Ke 3 indikator tersebut adalah:
% Kab/Kota yang mencapai 80% imunisasi dasar lengkap ….tertuang di dalam RPJMN
% anak usia 0-11 bulan yang mendapat imunisasi dasar lengkap …tertuang di dalam Renstra
% anak usia 12-24 bulan mendapat imunisasiDPT-HB-Hib lanjutan …tertuang di dalam Renstra
Pada tahun 2015 hanya indikator % anak usia 12-24 bulan mendapat imunisasiDPT-HB-Hib lanjutan yang dapat mencapai target, sedangkan kedua indikator lainnya tidak dapat mencapai target. Di tahun 2016 sampai 2017, semua indikator dapat mencapai target. Hal ini menunjukkan secara nasional program imunisasi sudah cukup baik pencapaiannya. Namun untuk meyakinkan apakah suatu daerah berisiko atau tidak terhadap terjadinya kasus PD3I (Penyakit yang Dapat Dicegah Dengan Imunisasi), maka kita harus mengetahui capaian imunisasi di level yang lebih rendah yaitu kab/kota, kecamatan bahkan desa.
Hasil Riskesdas tersebut menunjukkan Terjadi Penurunan Cakupan bayi yang di Imunisasi Lengkap tahun 2018, Cakupan bayi dengan Imunisasi tidak lengkap dan Tidak di Imunisasi cenderung terjadi peningkatan.
Beberapa tantangan yang masih menjadi kendala dalam pelaksanaan program imunisasi, antara lain:
Masyarakat belum familier dengan pelaksanaan imunisasi lanjutan baduta sudah mendapat campak/ MR di usia 9 bulan = lengkap
Masih banyak rumor negatif tentang imunisasi (black campaign)
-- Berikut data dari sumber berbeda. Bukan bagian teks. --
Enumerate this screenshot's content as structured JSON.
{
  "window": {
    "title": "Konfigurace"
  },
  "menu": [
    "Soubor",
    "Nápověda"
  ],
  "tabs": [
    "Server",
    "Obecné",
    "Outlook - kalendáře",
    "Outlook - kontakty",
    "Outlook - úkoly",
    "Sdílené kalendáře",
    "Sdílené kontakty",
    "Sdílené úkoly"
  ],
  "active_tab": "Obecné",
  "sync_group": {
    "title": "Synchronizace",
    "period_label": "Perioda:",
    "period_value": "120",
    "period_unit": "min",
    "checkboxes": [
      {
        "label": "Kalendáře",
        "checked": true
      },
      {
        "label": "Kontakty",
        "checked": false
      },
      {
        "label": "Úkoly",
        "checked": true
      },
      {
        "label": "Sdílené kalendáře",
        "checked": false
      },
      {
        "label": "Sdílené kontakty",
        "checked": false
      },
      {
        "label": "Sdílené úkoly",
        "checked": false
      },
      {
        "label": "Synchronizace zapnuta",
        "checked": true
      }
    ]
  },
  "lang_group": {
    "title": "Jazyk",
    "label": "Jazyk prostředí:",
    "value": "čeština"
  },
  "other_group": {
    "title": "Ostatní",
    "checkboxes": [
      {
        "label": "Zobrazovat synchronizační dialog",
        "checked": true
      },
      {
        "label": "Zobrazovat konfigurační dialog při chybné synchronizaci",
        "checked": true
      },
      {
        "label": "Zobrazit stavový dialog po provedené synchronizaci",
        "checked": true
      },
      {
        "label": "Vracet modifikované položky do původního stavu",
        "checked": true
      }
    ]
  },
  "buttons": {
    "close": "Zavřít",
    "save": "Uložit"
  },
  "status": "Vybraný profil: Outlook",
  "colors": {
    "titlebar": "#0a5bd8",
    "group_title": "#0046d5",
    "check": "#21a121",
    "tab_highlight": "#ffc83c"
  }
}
Masyarakat dan petugas belum terbiasa dengan suntikan ganda
Takut KIPI
Masalah Geografis terutama untuk daerah-daerah yang sulit terjangkau;
Kualitas pelayanan imunisasi belum merata, terutama dalam hal Sumber Daya Manusia (SDM) termasuk tingginya tingkat pergantian petugas terlatih;
Sistem Pencatatan dan pelaporan yang belum berjalan optimal;
Penerapan One Gate Policy atau sistem satu pintu mengenai vaksin didaerah belum berjalan optimal, terutama dalam hal koordinasi antara pengelola program dengan pengelola vaksin sehingga menyebabkan keterlambatan pendistribusian vaksin ke daerah.